O programa, desenvolvido pelo consultor paranaense Eduardo Ferraz, responsável pelos demais treinamentos da Dell Anno há uma década, é quase todo voltado para a operação. Nas salas de aula, os alunos aprendem a contratar funcionários e a aumentar a lucratividade das lojas, por exemplo. Além disso, aqueles cujas lojas apresentam melhor desempenho ensinam os colegas a melhorar as vendas. É o caso do programa de fidelidade para vendedores criado pelo pernambucano Dilamar Galanhol, dono de quatro lojas em Recife, que dá prêmios em dinheiro aos funcionários que cumprem suas metas de venda — a idéia (que não pode ser considerada exatamente uma inovação mundial) já foi adotada por outros dois franqueados.
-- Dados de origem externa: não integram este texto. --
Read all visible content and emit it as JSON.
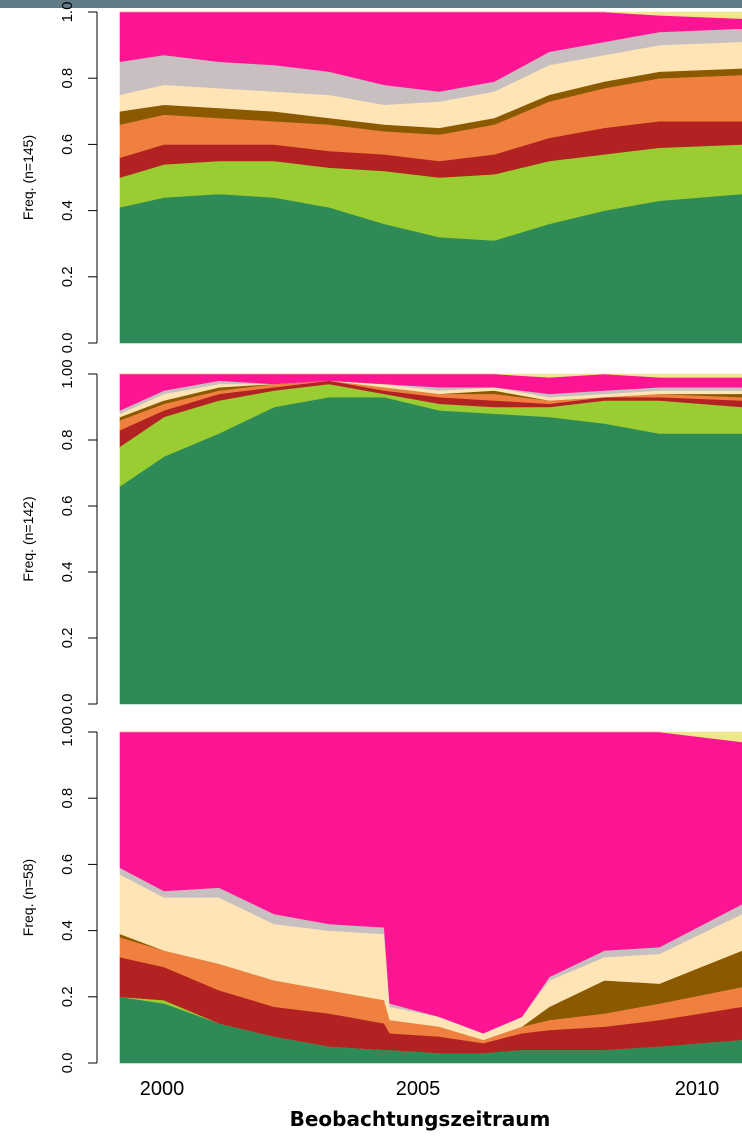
{
  "chart_data": {
    "type": "area",
    "stacked": true,
    "x_range": [
      1999.7,
      2011.0
    ],
    "xlabel": "Beobachtungszeitraum",
    "xticks": [
      "2000",
      "2005",
      "2010"
    ],
    "xtick_values": [
      2000,
      2005,
      2010
    ],
    "categories_colors": [
      "#2e8b57",
      "#9acd32",
      "#b22222",
      "#f08040",
      "#8b5a00",
      "#ffe4b5",
      "#c8c0c0",
      "#ff1493",
      "#f0e68c"
    ],
    "panels": [
      {
        "ylabel": "Freq. (n=145)",
        "ylim": [
          0,
          1
        ],
        "yticks": [
          "0.0",
          "0.2",
          "0.4",
          "0.6",
          "0.8",
          "1.0"
        ],
        "x": [
          1999.7,
          2000.5,
          2001.5,
          2002.5,
          2003.5,
          2004.5,
          2005.5,
          2006.5,
          2007.5,
          2008.5,
          2009.5,
          2011.0
        ],
        "series": [
          {
            "color": "#2e8b57",
            "values": [
              0.41,
              0.44,
              0.45,
              0.44,
              0.41,
              0.36,
              0.32,
              0.31,
              0.36,
              0.4,
              0.43,
              0.45
            ]
          },
          {
            "color": "#9acd32",
            "values": [
              0.09,
              0.1,
              0.1,
              0.11,
              0.12,
              0.16,
              0.18,
              0.2,
              0.19,
              0.17,
              0.16,
              0.15
            ]
          },
          {
            "color": "#b22222",
            "values": [
              0.06,
              0.06,
              0.05,
              0.05,
              0.05,
              0.05,
              0.05,
              0.06,
              0.07,
              0.08,
              0.08,
              0.07
            ]
          },
          {
            "color": "#f08040",
            "values": [
              0.1,
              0.09,
              0.08,
              0.07,
              0.08,
              0.07,
              0.08,
              0.09,
              0.11,
              0.12,
              0.13,
              0.14
            ]
          },
          {
            "color": "#8b5a00",
            "values": [
              0.04,
              0.03,
              0.03,
              0.03,
              0.02,
              0.02,
              0.02,
              0.02,
              0.02,
              0.02,
              0.02,
              0.02
            ]
          },
          {
            "color": "#ffe4b5",
            "values": [
              0.05,
              0.06,
              0.06,
              0.06,
              0.07,
              0.06,
              0.08,
              0.08,
              0.09,
              0.08,
              0.08,
              0.08
            ]
          },
          {
            "color": "#c8c0c0",
            "values": [
              0.1,
              0.09,
              0.08,
              0.08,
              0.07,
              0.06,
              0.03,
              0.03,
              0.04,
              0.04,
              0.04,
              0.04
            ]
          },
          {
            "color": "#ff1493",
            "values": [
              0.15,
              0.13,
              0.15,
              0.16,
              0.18,
              0.22,
              0.24,
              0.21,
              0.12,
              0.09,
              0.05,
              0.03
            ]
          },
          {
            "color": "#f0e68c",
            "values": [
              0.0,
              0.0,
              0.0,
              0.0,
              0.0,
              0.0,
              0.0,
              0.0,
              0.0,
              0.0,
              0.01,
              0.02
            ]
          }
        ]
      },
      {
        "ylabel": "Freq. (n=142)",
        "ylim": [
          0,
          1
        ],
        "yticks": [
          "0.0",
          "0.2",
          "0.4",
          "0.6",
          "0.8",
          "1.00"
        ],
        "x": [
          1999.7,
          2000.5,
          2001.5,
          2002.5,
          2003.5,
          2004.5,
          2005.5,
          2006.5,
          2007.5,
          2008.5,
          2009.5,
          2011.0
        ],
        "series": [
          {
            "color": "#2e8b57",
            "values": [
              0.66,
              0.75,
              0.82,
              0.9,
              0.93,
              0.93,
              0.89,
              0.88,
              0.87,
              0.85,
              0.82,
              0.82
            ]
          },
          {
            "color": "#9acd32",
            "values": [
              0.12,
              0.12,
              0.1,
              0.05,
              0.04,
              0.01,
              0.02,
              0.02,
              0.03,
              0.07,
              0.1,
              0.08
            ]
          },
          {
            "color": "#b22222",
            "values": [
              0.05,
              0.02,
              0.02,
              0.01,
              0.01,
              0.01,
              0.02,
              0.02,
              0.01,
              0.01,
              0.01,
              0.02
            ]
          },
          {
            "color": "#f08040",
            "values": [
              0.03,
              0.02,
              0.01,
              0.01,
              0.0,
              0.01,
              0.01,
              0.02,
              0.01,
              0.0,
              0.01,
              0.01
            ]
          },
          {
            "color": "#8b5a00",
            "values": [
              0.01,
              0.01,
              0.01,
              0.0,
              0.0,
              0.0,
              0.0,
              0.01,
              0.0,
              0.0,
              0.0,
              0.01
            ]
          },
          {
            "color": "#ffe4b5",
            "values": [
              0.01,
              0.02,
              0.01,
              0.0,
              0.0,
              0.01,
              0.01,
              0.01,
              0.01,
              0.01,
              0.01,
              0.01
            ]
          },
          {
            "color": "#c8c0c0",
            "values": [
              0.01,
              0.01,
              0.01,
              0.0,
              0.0,
              0.0,
              0.01,
              0.0,
              0.01,
              0.01,
              0.01,
              0.01
            ]
          },
          {
            "color": "#ff1493",
            "values": [
              0.11,
              0.05,
              0.02,
              0.03,
              0.02,
              0.03,
              0.04,
              0.04,
              0.05,
              0.05,
              0.03,
              0.03
            ]
          },
          {
            "color": "#f0e68c",
            "values": [
              0.0,
              0.0,
              0.0,
              0.0,
              0.0,
              0.0,
              0.0,
              0.0,
              0.01,
              0.0,
              0.01,
              0.01
            ]
          }
        ]
      },
      {
        "ylabel": "Freq. (n=58)",
        "ylim": [
          0,
          1
        ],
        "yticks": [
          "0.0",
          "0.2",
          "0.4",
          "0.6",
          "0.8",
          "1.00"
        ],
        "x": [
          1999.7,
          2000.5,
          2001.5,
          2002.5,
          2003.5,
          2004.5,
          2004.6,
          2005.5,
          2006.3,
          2007.0,
          2007.5,
          2008.5,
          2009.5,
          2011.0
        ],
        "series": [
          {
            "color": "#2e8b57",
            "values": [
              0.2,
              0.18,
              0.12,
              0.08,
              0.05,
              0.04,
              0.04,
              0.03,
              0.03,
              0.04,
              0.04,
              0.04,
              0.05,
              0.07
            ]
          },
          {
            "color": "#9acd32",
            "values": [
              0.0,
              0.01,
              0.0,
              0.0,
              0.0,
              0.0,
              0.0,
              0.0,
              0.0,
              0.0,
              0.0,
              0.0,
              0.0,
              0.0
            ]
          },
          {
            "color": "#b22222",
            "values": [
              0.12,
              0.1,
              0.1,
              0.09,
              0.1,
              0.08,
              0.05,
              0.05,
              0.03,
              0.05,
              0.06,
              0.07,
              0.08,
              0.1
            ]
          },
          {
            "color": "#f08040",
            "values": [
              0.06,
              0.05,
              0.08,
              0.08,
              0.07,
              0.07,
              0.04,
              0.03,
              0.01,
              0.02,
              0.03,
              0.04,
              0.05,
              0.06
            ]
          },
          {
            "color": "#8b5a00",
            "values": [
              0.01,
              0.0,
              0.0,
              0.0,
              0.0,
              0.0,
              0.0,
              0.0,
              0.0,
              0.0,
              0.04,
              0.1,
              0.06,
              0.11
            ]
          },
          {
            "color": "#ffe4b5",
            "values": [
              0.18,
              0.16,
              0.2,
              0.17,
              0.18,
              0.2,
              0.04,
              0.03,
              0.02,
              0.03,
              0.08,
              0.07,
              0.09,
              0.11
            ]
          },
          {
            "color": "#c8c0c0",
            "values": [
              0.02,
              0.02,
              0.03,
              0.03,
              0.02,
              0.02,
              0.01,
              0.0,
              0.0,
              0.0,
              0.01,
              0.02,
              0.02,
              0.03
            ]
          },
          {
            "color": "#ff1493",
            "values": [
              0.41,
              0.48,
              0.47,
              0.55,
              0.58,
              0.59,
              0.82,
              0.86,
              0.91,
              0.86,
              0.74,
              0.66,
              0.65,
              0.49
            ]
          },
          {
            "color": "#f0e68c",
            "values": [
              0.0,
              0.0,
              0.0,
              0.0,
              0.0,
              0.0,
              0.0,
              0.0,
              0.0,
              0.0,
              0.0,
              0.0,
              0.0,
              0.03
            ]
          }
        ]
      }
    ]
  }
}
Alguns deles creditam melhorias nos resultados às técnicas ensinadas na universidade corporativa. É o caso de José Luis Rodrigues. Segundo o empresário, suas sete lojas, localizadas no Paraná, dobraram o faturamento desde maio, quando ele começou a fazer o curso. “O curso exige um investimento inicial, mas é uma fórmula em que os dois lados saem ganhando”, diz Rodrigues.